State Rep. Ken Jamison, a Democrat from Gladstone, raised concerns during last month’s House Children and Families Committee that the bill uses a civil negligence standard to charge someone for murder, which requires intent.
“Any person, including a CVS employee at the register, some store clerk selling you your medication prescription that is deemed legal, under your currently-written statute would be held civilly liable,” Jamison, who is an attorney, told the committee.
Jones said she would be “happy to tighten up that definition.”
“The reason for this language is because it could be a friend that offers you something that wasn’t prescribed to you or gives you some sort of an instrument or assists in those ways, so we had to include something to kind of cover those instances, God forbid,” Jones responded.

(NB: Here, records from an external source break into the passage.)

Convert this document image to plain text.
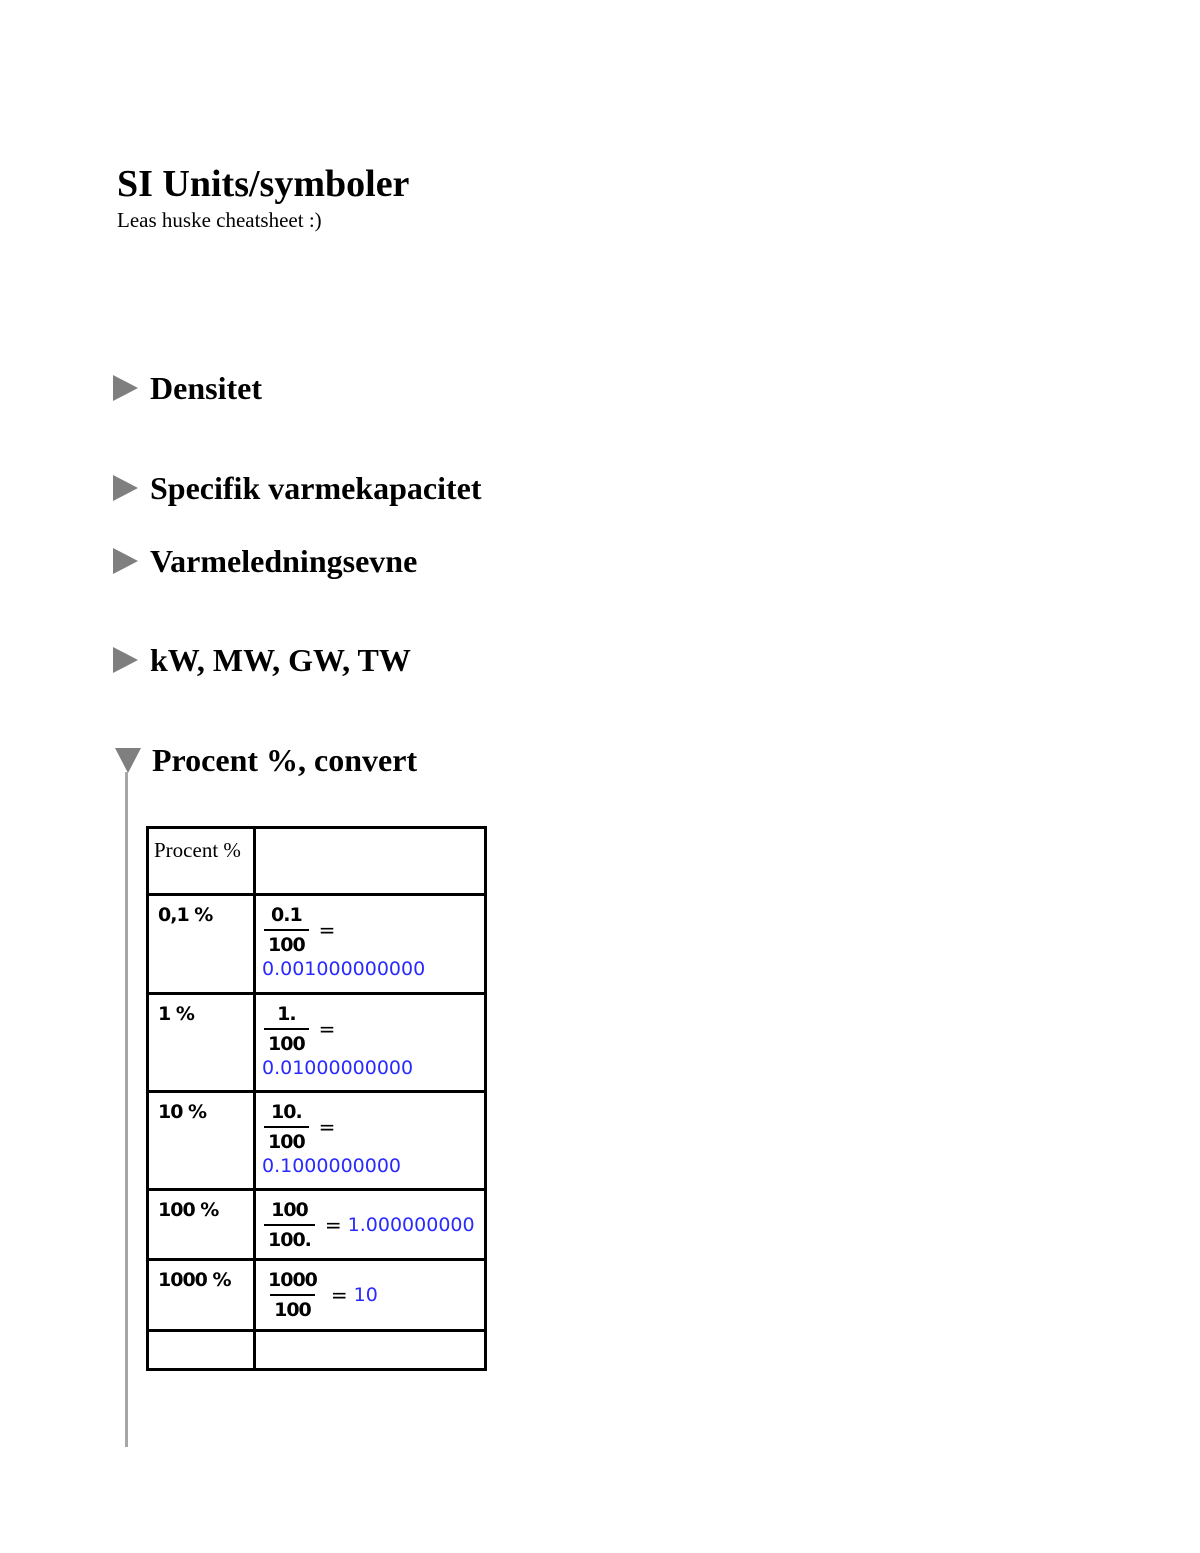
SI Units/symboler
Leas huske cheatsheet :)
Densitet
Specifik varmekapacitet
Varmeledningsevne
kW, MW, GW, TW
Procent %, convert
Procent %	

0,1 %	$\frac{0.1}{100}$ =
0.001000000000

1 %	$\frac{1.}{100}$ =
0.01000000000

10 %	$\frac{10.}{100}$ =
0.1000000000

100 %	$\frac{100}{100.} = 1.000000000$

1000 %	$\frac{1000}{100} = 10$
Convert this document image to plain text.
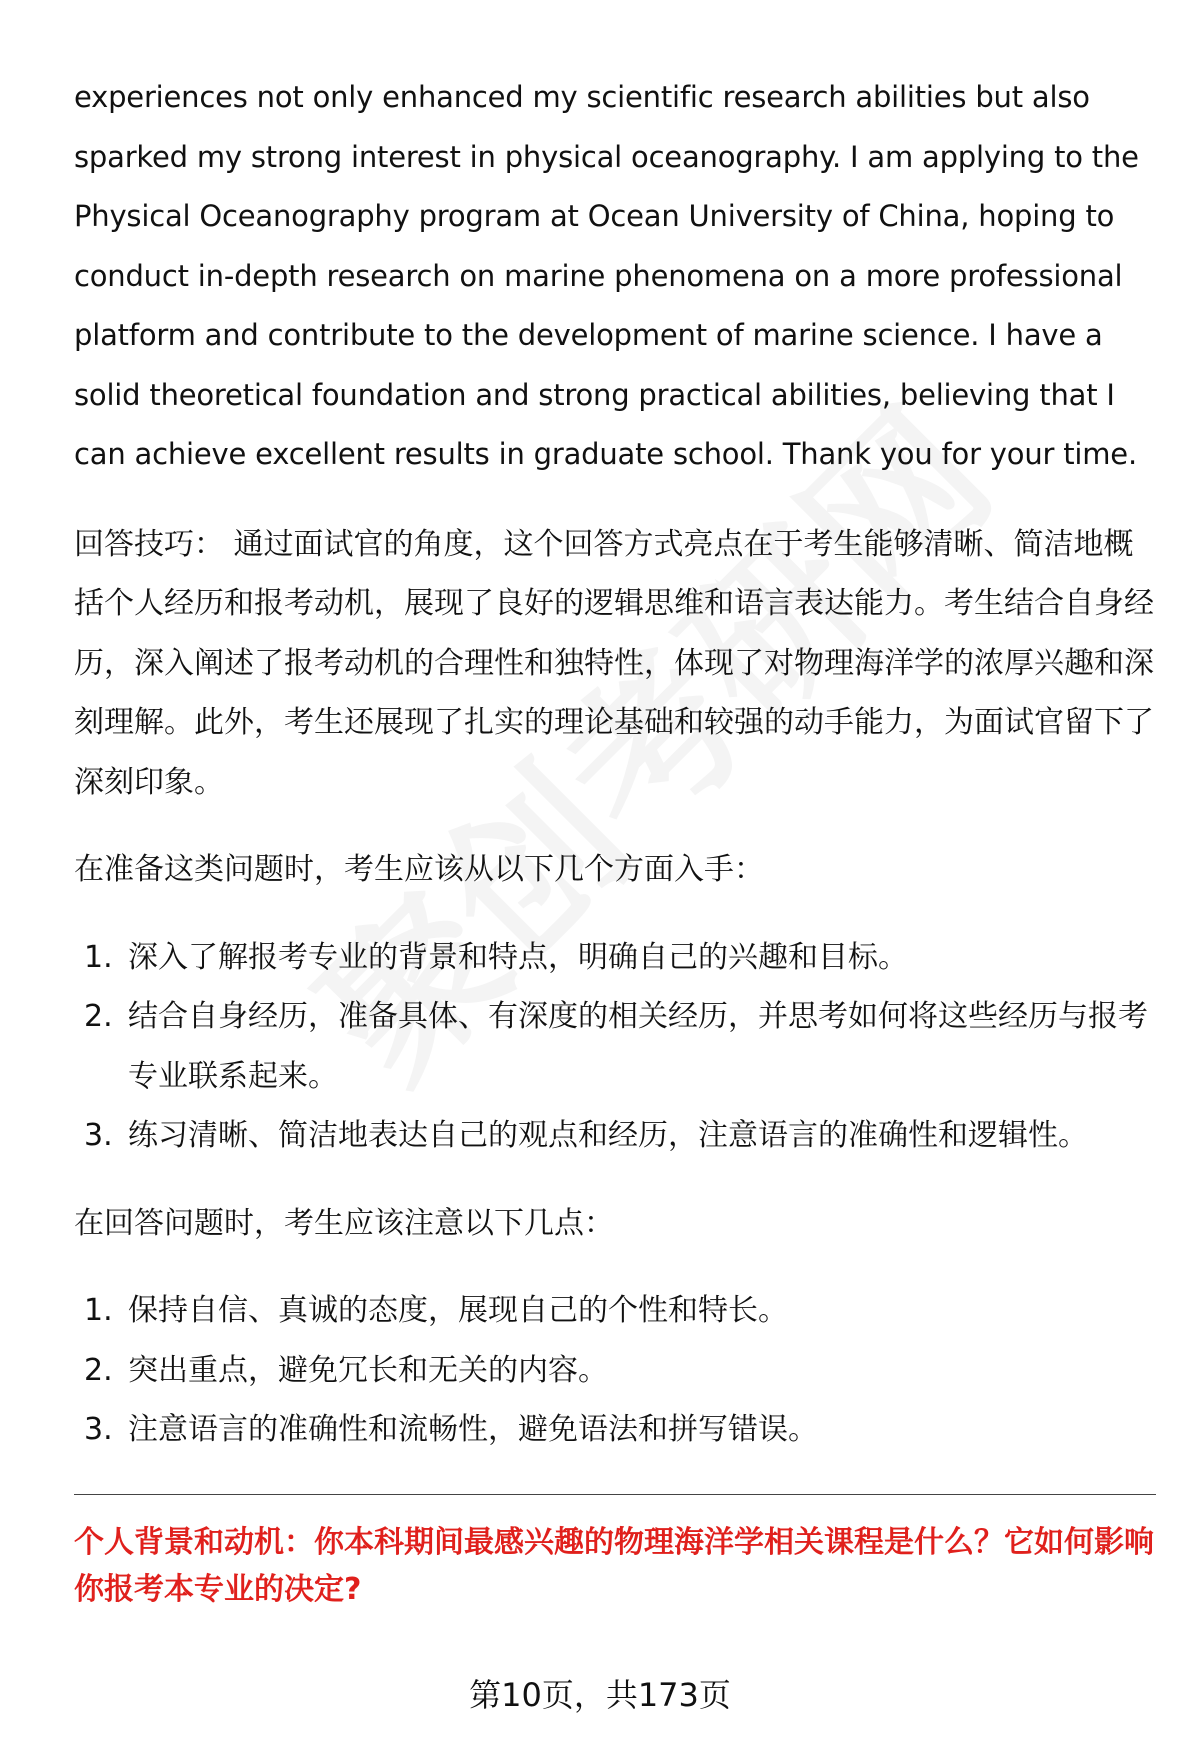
experiences not only enhanced my scientific research abilities but also sparked my strong interest in physical oceanography. I am applying to the Physical Oceanography program at Ocean University of China, hoping to conduct in-depth research on marine phenomena on a more professional platform and contribute to the development of marine science. I have a solid theoretical foundation and strong practical abilities, believing that I can achieve excellent results in graduate school. Thank you for your time.

回答技巧： 通过面试官的角度，这个回答方式亮点在于考生能够清晰、简洁地概括个人经历和报考动机，展现了良好的逻辑思维和语言表达能力。考生结合自身经历，深入阐述了报考动机的合理性和独特性，体现了对物理海洋学的浓厚兴趣和深刻理解。此外，考生还展现了扎实的理论基础和较强的动手能力，为面试官留下了深刻印象。

在准备这类问题时，考生应该从以下几个方面入手：

1. 深入了解报考专业的背景和特点，明确自己的兴趣和目标。
2. 结合自身经历，准备具体、有深度的相关经历，并思考如何将这些经历与报考专业联系起来。
3. 练习清晰、简洁地表达自己的观点和经历，注意语言的准确性和逻辑性。

在回答问题时，考生应该注意以下几点：

1. 保持自信、真诚的态度，展现自己的个性和特长。
2. 突出重点，避免冗长和无关的内容。
3. 注意语言的准确性和流畅性，避免语法和拼写错误。
个人背景和动机：你本科期间最感兴趣的物理海洋学相关课程是什么？它如何影响你报考本专业的决定?
第10页，共173页
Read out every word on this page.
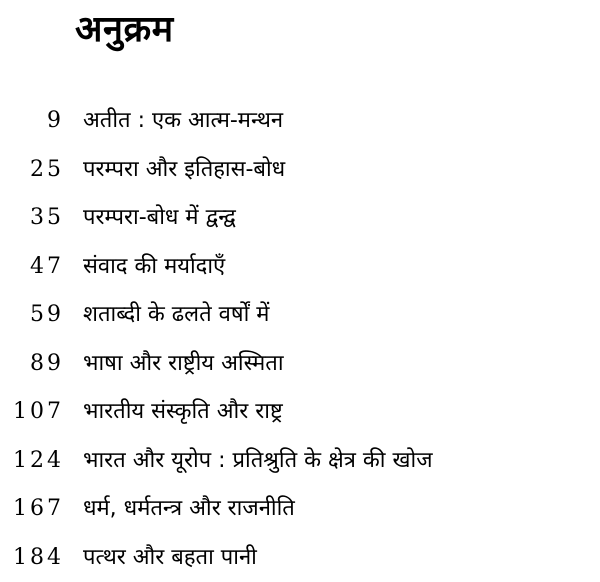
अनुक्रम
9 अतीत : एक आत्म-मन्थन
25 परम्परा और इतिहास-बोध
35 परम्परा-बोध में द्वन्द्व
47 संवाद की मर्यादाएँ
59 शताब्दी के ढलते वर्षों में
89 भाषा और राष्ट्रीय अस्मिता
107 भारतीय संस्कृति और राष्ट्र
124 भारत और यूरोप : प्रतिश्रुति के क्षेत्र की खोज
167 धर्म, धर्मतन्त्र और राजनीति
184 पत्थर और बहता पानी
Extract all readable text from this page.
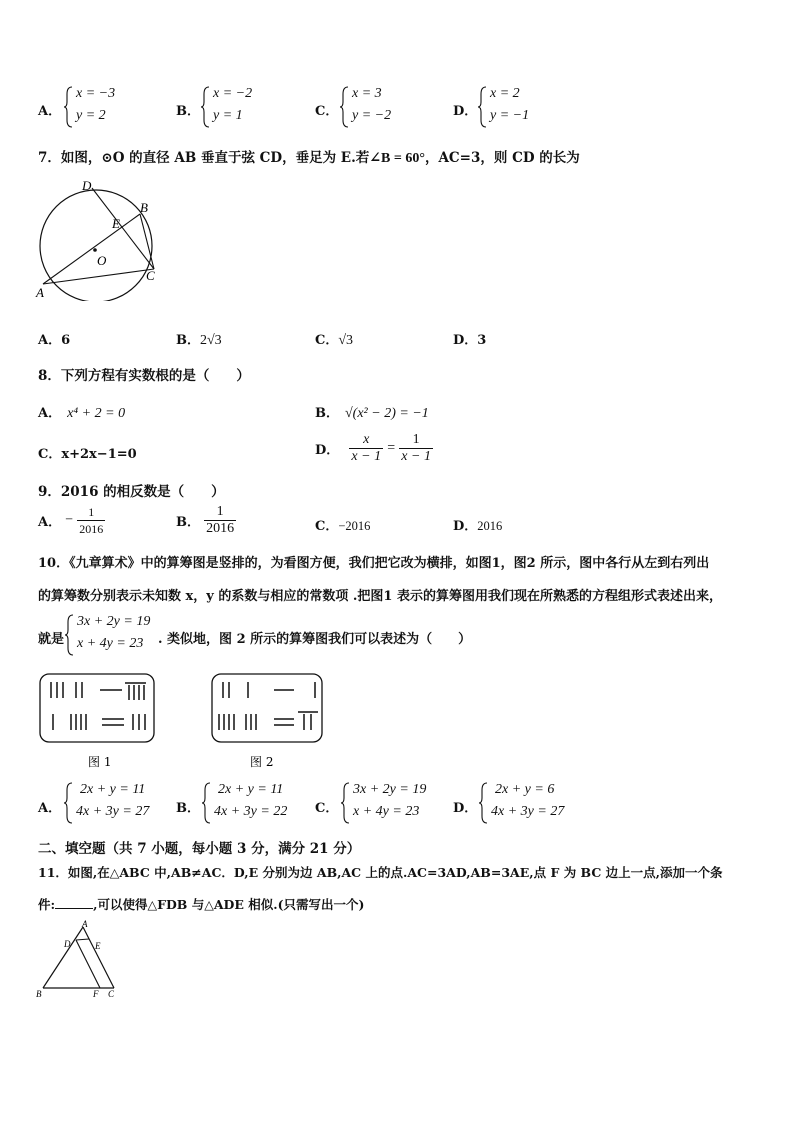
A．
x = −3
y = 2	B．
x = −2
y = 1	C．
x = 3
y = −2	D．
x = 2
y = −1
7．如图，⊙O 的直径 AB 垂直于弦 CD，垂足为 E.若∠B = 60°，AC=3，则 CD 的长为
D
B
E
O
A
C
A．6	B．2√3	C．√3	D．3
8．下列方程有实数根的是（　　）
A． x⁴ + 2 = 0	B． √(x² − 2) = −1
C．x+2x−1=0	D． $\frac{x}{x - 1} = \frac{1}{x - 1}$
9．2016 的相反数是（　　）
A． − $\frac{1}{2016}$	B． $\frac{1}{2016}$	C．−2016	D．2016
10．《九章算术》中的算筹图是竖排的，为看图方便，我们把它改为横排，如图1，图2 所示，图中各行从左到右列出
的算筹数分别表示未知数 x，y 的系数与相应的常数项 .把图1 表示的算筹图用我们现在所熟悉的方程组形式表述出来，
就是
3x + 2y = 19
x + 4y = 23 . 类似地，图 2 所示的算筹图我们可以表述为（　　）
图 1	图 2
A．
2x + y = 11
4x + 3y = 27 B．
2x + y = 11
4x + 3y = 22 C．
3x + 2y = 19
x + 4y = 23	D．
2x + y = 6
4x + 3y = 27
二、填空题（共 7 小题，每小题 3 分，满分 21 分）
11．如图,在△ABC 中,AB≠AC．D,E 分别为边 AB,AC 上的点.AC=3AD,AB=3AE,点 F 为 BC 边上一点,添加一个条
件:	,可以使得△FDB 与△ADE 相似.(只需写出一个)
A
D	E
B	F C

Seitz previously said the bill could be used to bring a lawsuit against a friend or neighbor, for example, who helps someone obtain a medication abortion, including during the first trimester of a pregnancy before the pregnancy is viable and in cases where the abortion is successful.
None of Jamison’s suggestions were included in the bill before it was passed out of the House Thursday.
Seitz on said the House sees things “in more black and white terms, where the Senate would be involved in the nuances,” anticipating they may work out any legal questions.
This same bill was also the first to clear either legislative chamber in Missouri last year, when four Democrats joined Republicans in support. The bill never made it to the full Senate for a final vote.
On Thursday, no Democrats voted in support of the legislation. None of the four Democrats who voted in support last year voted in favor again.
“God is watching,” Seitz told the chamber before taking the final vote.